Die Zahl der Parkplätze im Ahrensburger Zentrum darf nicht reduziert werden – das steht nach dem Bürgerentscheid vom vergangenen Sonntag fest. Noch größtenteils offen ist hingegen, welche Konsequenzen das Ergebnis für künftige Bauvorhaben in der Innenstadt hat. Sicher ist allerdings: Vieles von dem, was bereits geplant und beschlossen ist, wird vorerst nicht umsetzbar sein.
„Wir werden uns in den kommenden Wochen verwaltungsintern einen Überblick verschaffen“, sagt Ahrensburgs Bürgermeister Eckart Boege. So oder so sei das Ergebnis eine „große Herausforderung“, weil es einen eng gesteckten Rahmen vorgebe. Eine denkbar knappe Mehrheit von 51,6 Prozent hatte am Sonntag die Frage positiv beantwortet, ob künftig Parkplätze in der Innenstadt nur noch dann abgebaut werden dürfen sollen, wenn dafür an anderer Stelle im Zentrum Ersatz in gleicher Anzahl geschaffen wird.

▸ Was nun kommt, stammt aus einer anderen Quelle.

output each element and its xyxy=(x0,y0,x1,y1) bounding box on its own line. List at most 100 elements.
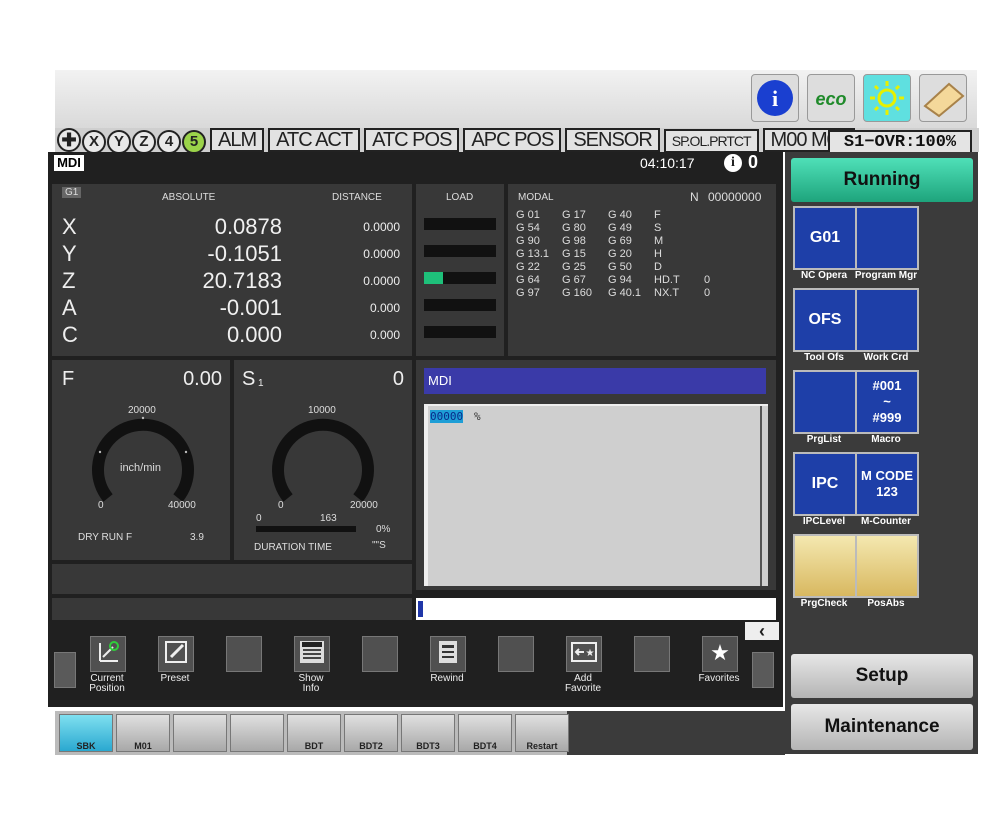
axis-load-bar xyxy=(424,245,496,257)
favorites-button[interactable]: ★ xyxy=(702,636,738,672)
show-info-button[interactable] xyxy=(294,636,330,672)
input-line[interactable] xyxy=(416,598,776,620)
spindle-gauge-min: 0 xyxy=(278,500,284,511)
softkey-label: M01 xyxy=(134,741,152,751)
modal-code: 0 xyxy=(704,274,711,286)
running-tab[interactable]: Running xyxy=(791,158,973,202)
function-prglist-button[interactable] xyxy=(793,370,857,434)
softkey-button[interactable]: BDT2 xyxy=(344,714,398,752)
toolbar-label: Favorites xyxy=(698,673,740,684)
softkey-label: BDT3 xyxy=(416,741,440,751)
eco-icon[interactable]: eco xyxy=(807,74,855,122)
current-position-button[interactable] xyxy=(90,636,126,672)
spindle-bar-value: 163 xyxy=(320,513,337,524)
main-panel: MDI 04:10:17 i 0 G1 ABSOLUTE DISTANCE X … xyxy=(48,152,783,707)
message-bar xyxy=(52,564,412,594)
softkey-button[interactable] xyxy=(230,714,284,752)
spindle-protect-status: SP.OL.PRTCT xyxy=(663,129,759,153)
load-header: LOAD xyxy=(446,192,474,203)
toolbar-right-scroll[interactable] xyxy=(752,652,774,688)
axis-name: Y xyxy=(62,241,77,266)
feed-gauge xyxy=(92,416,194,502)
function-posabs-button[interactable] xyxy=(855,534,919,598)
feed-gauge-right: 40000 xyxy=(168,500,196,511)
axis-distance-value: 0.0000 xyxy=(363,247,400,261)
alarm-info-icon[interactable]: i xyxy=(724,154,742,172)
right-panel: Running G01 NC Opera Program Mgr OFS Too… xyxy=(785,152,978,754)
function-label: PrgList xyxy=(806,434,842,445)
spindle-panel: S 1 0 10000 0 20000 0 163 0% DURATION TI… xyxy=(234,360,412,560)
function-macro-button[interactable]: #001 ~ #999 xyxy=(855,370,919,434)
function-program-mgr-button[interactable] xyxy=(855,206,919,270)
modal-code: G 49 xyxy=(608,222,632,234)
axis-absolute-value: 0.0878 xyxy=(214,214,282,239)
modal-code: G 01 xyxy=(516,209,540,221)
feed-gauge-min: 0 xyxy=(98,500,104,511)
toolbar-blank-button[interactable] xyxy=(226,636,262,672)
softkey-button[interactable]: Restart xyxy=(515,714,569,752)
function-nc-opera-button[interactable]: G01 xyxy=(793,206,857,270)
spindle-gauge xyxy=(272,418,374,502)
function-work-crd-button[interactable] xyxy=(855,288,919,352)
position-panel: G1 ABSOLUTE DISTANCE X 0.0878 0.0000 Y -0… xyxy=(52,184,412,356)
toolbar-label: Preset xyxy=(160,673,190,684)
duration-value: ""S xyxy=(372,540,386,551)
function-tool-ofs-button[interactable]: OFS xyxy=(793,288,857,352)
softkey-button[interactable] xyxy=(173,714,227,752)
toolbar-blank-button[interactable] xyxy=(498,636,534,672)
modal-code: HD.T xyxy=(654,274,680,286)
toolbar-blank-button[interactable] xyxy=(634,636,670,672)
softkey-label: SBK xyxy=(76,741,96,751)
add-favorite-button[interactable]: ★ xyxy=(566,636,602,672)
modal-code: G 17 xyxy=(562,209,586,221)
softkey-button[interactable]: M01 xyxy=(116,714,170,752)
axis-name: Z xyxy=(62,268,76,293)
show-info-icon xyxy=(298,639,326,670)
softkey-button[interactable]: SBK xyxy=(59,714,113,752)
mdi-editor[interactable]: 00000 % xyxy=(424,404,768,586)
axis-distance-value: 0.0000 xyxy=(363,274,400,288)
modal-code: G 22 xyxy=(516,261,540,273)
function-label: Macro xyxy=(871,434,901,445)
light-icon[interactable] xyxy=(863,74,911,122)
sequence-label: N xyxy=(690,190,699,204)
svg-text:★: ★ xyxy=(586,648,595,659)
clock: 04:10:17 xyxy=(640,155,695,171)
load-panel: LOAD xyxy=(416,184,504,356)
info-icon[interactable]: i xyxy=(751,74,799,122)
duration-label: DURATION TIME xyxy=(254,542,332,553)
modal-code: G 80 xyxy=(562,222,586,234)
function-ipclevel-button[interactable]: IPC xyxy=(793,452,857,516)
setup-tab[interactable]: Setup xyxy=(791,654,973,698)
add-favorite-icon: ★ xyxy=(570,639,598,670)
function-icon: #001 ~ #999 xyxy=(872,378,902,425)
function-label: NC Opera xyxy=(800,270,848,281)
rewind-icon xyxy=(435,639,461,670)
maintenance-tab[interactable]: Maintenance xyxy=(791,704,973,750)
distance-header: DISTANCE xyxy=(332,192,382,203)
softkey-button[interactable]: BDT3 xyxy=(401,714,455,752)
function-prgcheck-button[interactable] xyxy=(793,534,857,598)
modal-code: G 40.1 xyxy=(608,287,642,299)
softkey-button[interactable]: BDT xyxy=(287,714,341,752)
modal-code: G 98 xyxy=(562,235,586,247)
axis-absolute-value: -0.1051 xyxy=(207,241,282,266)
modal-code: G 94 xyxy=(608,274,632,286)
mdi-scrollbar[interactable] xyxy=(760,406,762,586)
softkey-label: BDT2 xyxy=(359,741,383,751)
toolbar-back-button[interactable]: ‹ xyxy=(745,622,779,640)
modal-code: 0 xyxy=(704,287,711,299)
function-m-counter-button[interactable]: M CODE 123 xyxy=(855,452,919,516)
rewind-button[interactable] xyxy=(430,636,466,672)
toolbar-blank-button[interactable] xyxy=(362,636,398,672)
axis-indicator-active: 5 xyxy=(182,130,206,154)
preset-icon xyxy=(163,639,189,670)
preset-button[interactable] xyxy=(158,636,194,672)
softkey-button[interactable]: BDT4 xyxy=(458,714,512,752)
eraser-icon[interactable] xyxy=(919,74,967,122)
all-axis-icon: ✚ xyxy=(57,128,81,152)
modal-code: G 15 xyxy=(562,248,586,260)
function-icon: IPC xyxy=(811,475,839,492)
toolbar-label: Add Favorite xyxy=(564,673,602,694)
feed-label: F xyxy=(62,368,75,390)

Großprojekt Hamburger Straße ist in bisher geplanter Form wohl nicht umsetzbar
Das Ergebnis ist für zwei Jahre bindend. „Und auch danach kann es nur durch einen Beschluss der Stadtverordneten aufgehoben werden“, sagt Boege. Rechtlich habe das Votum der Bürger denselben Stellenwert wie ein Grundsatzbeschluss des Kommunalparlaments. Die Verwaltung geht davon aus, dass gleich mehrere Beschlüsse aus der Vergangenheit durch das Votum obsolet sind.

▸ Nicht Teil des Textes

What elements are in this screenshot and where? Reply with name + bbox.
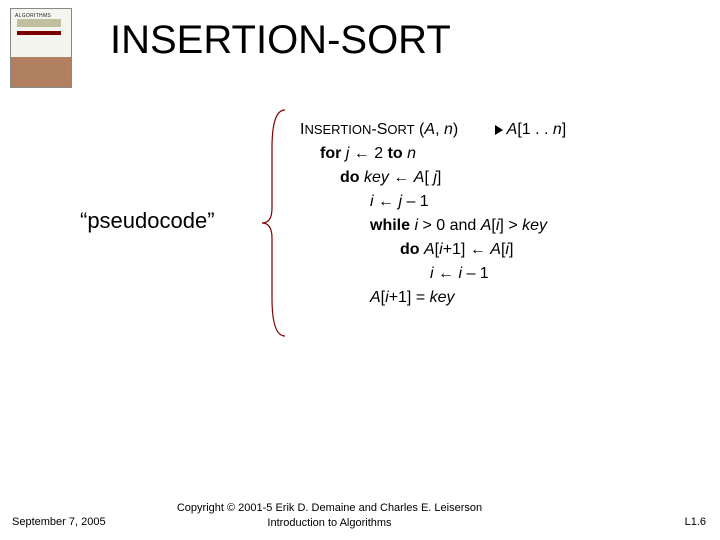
t: ( (415, 121, 425, 138)
code-line: i ← i – 1 (300, 262, 566, 286)
t: – 1 (462, 265, 489, 282)
code-line: do key ← A[ j] (300, 166, 566, 190)
t: A (490, 241, 501, 258)
book-decor (11, 57, 71, 87)
t: for (320, 145, 346, 162)
code-line: i ← j – 1 (300, 190, 566, 214)
t: do (340, 169, 364, 186)
t: A (370, 289, 381, 306)
code-line: do A[i+1] ← A[i] (300, 238, 566, 262)
code-line: INSERTION-SORT (A, n) A[1 . . n] (300, 118, 566, 142)
t: – 1 (402, 193, 429, 210)
t: A (424, 241, 435, 258)
t: key (364, 169, 389, 186)
footer-page: L1.6 (685, 516, 706, 528)
t: Introduction to Algorithms (177, 516, 482, 530)
code-line: for j ← 2 to n (300, 142, 566, 166)
t: A (414, 169, 425, 186)
t: A (507, 121, 518, 138)
t: ← (374, 193, 399, 210)
book-decor (17, 19, 61, 27)
t: A (424, 121, 435, 138)
t: ] (562, 121, 566, 138)
t: to (383, 145, 407, 162)
t: ORT (387, 122, 414, 137)
code-comment: A[1 . . n] (495, 118, 567, 142)
t: do (400, 241, 424, 258)
slide-title: INSERTION-SORT (110, 18, 451, 63)
t: ← (349, 145, 374, 162)
t: ← (434, 265, 459, 282)
pseudocode-block: INSERTION-SORT (A, n) A[1 . . n] for j ←… (300, 118, 566, 310)
t: ] (437, 169, 441, 186)
t: n (444, 121, 453, 138)
footer-copyright: Copyright © 2001-5 Erik D. Demaine and C… (177, 501, 482, 530)
triangle-icon (495, 125, 503, 135)
t: n (407, 145, 416, 162)
t: 2 (374, 145, 383, 162)
t: > 0 and (418, 217, 481, 234)
t: [1 . . (517, 121, 553, 138)
t: +1] = (389, 289, 430, 306)
curly-brace-icon (260, 108, 290, 338)
pseudocode-label: “pseudocode” (80, 208, 215, 234)
t: +1] ← (443, 241, 491, 258)
t: ] > (499, 217, 522, 234)
t: ) (453, 121, 458, 138)
t: key (522, 217, 547, 234)
t: NSERTION (304, 122, 371, 137)
t: A (481, 217, 492, 234)
t: n (553, 121, 562, 138)
book-decor (17, 31, 61, 35)
t: Copyright © 2001-5 Erik D. Demaine and C… (177, 501, 482, 515)
t: -S (371, 121, 387, 138)
t: , (435, 121, 444, 138)
t: while (370, 217, 414, 234)
t: key (430, 289, 455, 306)
t: ← (389, 169, 414, 186)
t: ] (509, 241, 513, 258)
code-line: A[i+1] = key (300, 286, 566, 310)
footer-date: September 7, 2005 (12, 516, 106, 528)
code-line: while i > 0 and A[i] > key (300, 214, 566, 238)
book-thumbnail: ALGORITHMS (10, 8, 72, 88)
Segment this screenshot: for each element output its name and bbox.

„Das größte der betroffenen Projekte ist sicherlich die Hamburger Straße“, sagt der Bürgermeister. Sie ist Teil des Innenstadtkonzeptes, das Ahrensburgs Stadtverordnete Anfang 2018 beschlossen haben. Der ruhende Verkehr soll demnach weitgehend aus der beliebten Einkaufsstraße am Kaufhaus Nessler verschwinden, stattdessen eine Flaniermeile mit Bäumen, Bänken und breiten Gehwegen entstehen. Statt 53 soll es künftig nur noch 17 Parkplätze am Straßenrand geben.

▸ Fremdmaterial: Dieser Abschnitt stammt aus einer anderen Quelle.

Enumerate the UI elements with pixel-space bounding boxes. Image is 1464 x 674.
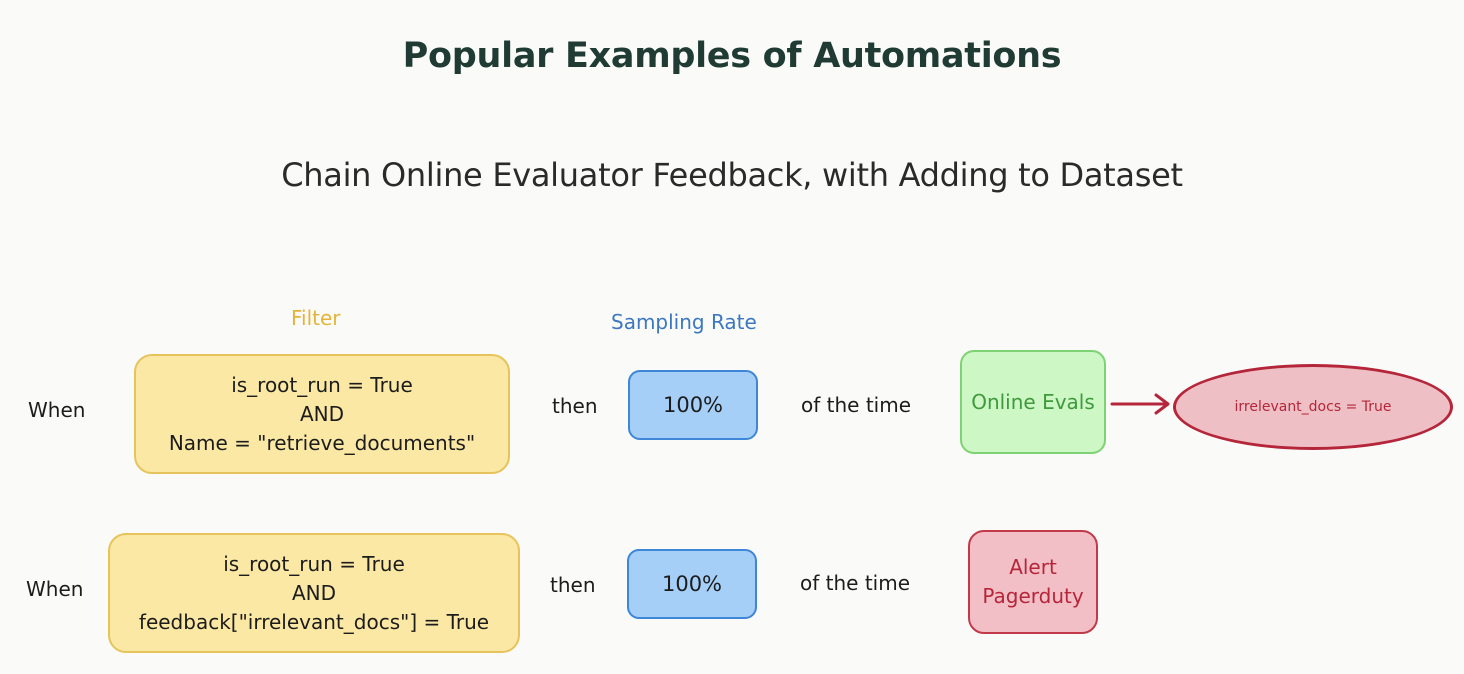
row2-of-the-time-text: of the time — [800, 571, 910, 595]
row2-then-text: then — [550, 573, 596, 597]
row2-filter-line-3: feedback["irrelevant_docs"] = True — [138, 609, 490, 634]
row2-alert-pagerduty-box: Alert Pagerduty — [968, 530, 1098, 634]
row1-filter-line-2: AND — [299, 401, 345, 426]
page-subtitle: Chain Online Evaluator Feedback, with Ad… — [281, 156, 1183, 194]
row2-filter-line-1: is_root_run = True — [223, 551, 405, 576]
row2-sampling-rate-value: 100% — [661, 572, 723, 596]
row1-of-the-time-text: of the time — [801, 393, 911, 417]
row2-filter-box: is_root_run = True AND feedback["irrelev… — [108, 533, 520, 653]
row1-sampling-rate-value: 100% — [662, 393, 724, 417]
row1-then-text: then — [552, 394, 598, 418]
row1-arrow-icon — [1110, 393, 1170, 415]
row2-filter-line-2: AND — [291, 580, 337, 605]
row2-sampling-rate-box: 100% — [627, 549, 757, 619]
row1-result-oval: irrelevant_docs = True — [1173, 364, 1453, 450]
row1-sampling-rate-box: 100% — [628, 370, 758, 440]
row1-result-text: irrelevant_docs = True — [1234, 399, 1392, 415]
row1-filter-line-3: Name = "retrieve_documents" — [168, 430, 476, 455]
row1-filter-box: is_root_run = True AND Name = "retrieve_… — [134, 354, 510, 474]
row2-action-line-2: Pagerduty — [982, 584, 1084, 608]
filter-column-label: Filter — [291, 306, 341, 330]
row1-action-label: Online Evals — [971, 390, 1095, 414]
row1-when-text: When — [28, 398, 86, 422]
row1-filter-line-1: is_root_run = True — [231, 372, 413, 397]
sampling-rate-column-label: Sampling Rate — [611, 310, 757, 334]
row1-online-evals-box: Online Evals — [960, 350, 1106, 454]
page-title: Popular Examples of Automations — [402, 36, 1062, 76]
row2-when-text: When — [26, 577, 84, 601]
row2-action-line-1: Alert — [1009, 555, 1057, 579]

Ahrensburg könnte zugesagte Fördermittel in Millionenhöhe verlieren
Eigentlich sollten die Arbeiten nach Verschiebungen 2023 beginnen, doch ob es dabei bleibt, ist nun unklar. „Wir werden schauen, ob es Lösungen ohne eine Reduzierung der Stellplätze gibt, aber bislang sehe ich das nicht“, sagt Boege. Zuletzt waren in der Hamburger Straße Versorgungsleitungen erneuert worden, im Anschluss wurden die Baugruben provisorisch verschlossen.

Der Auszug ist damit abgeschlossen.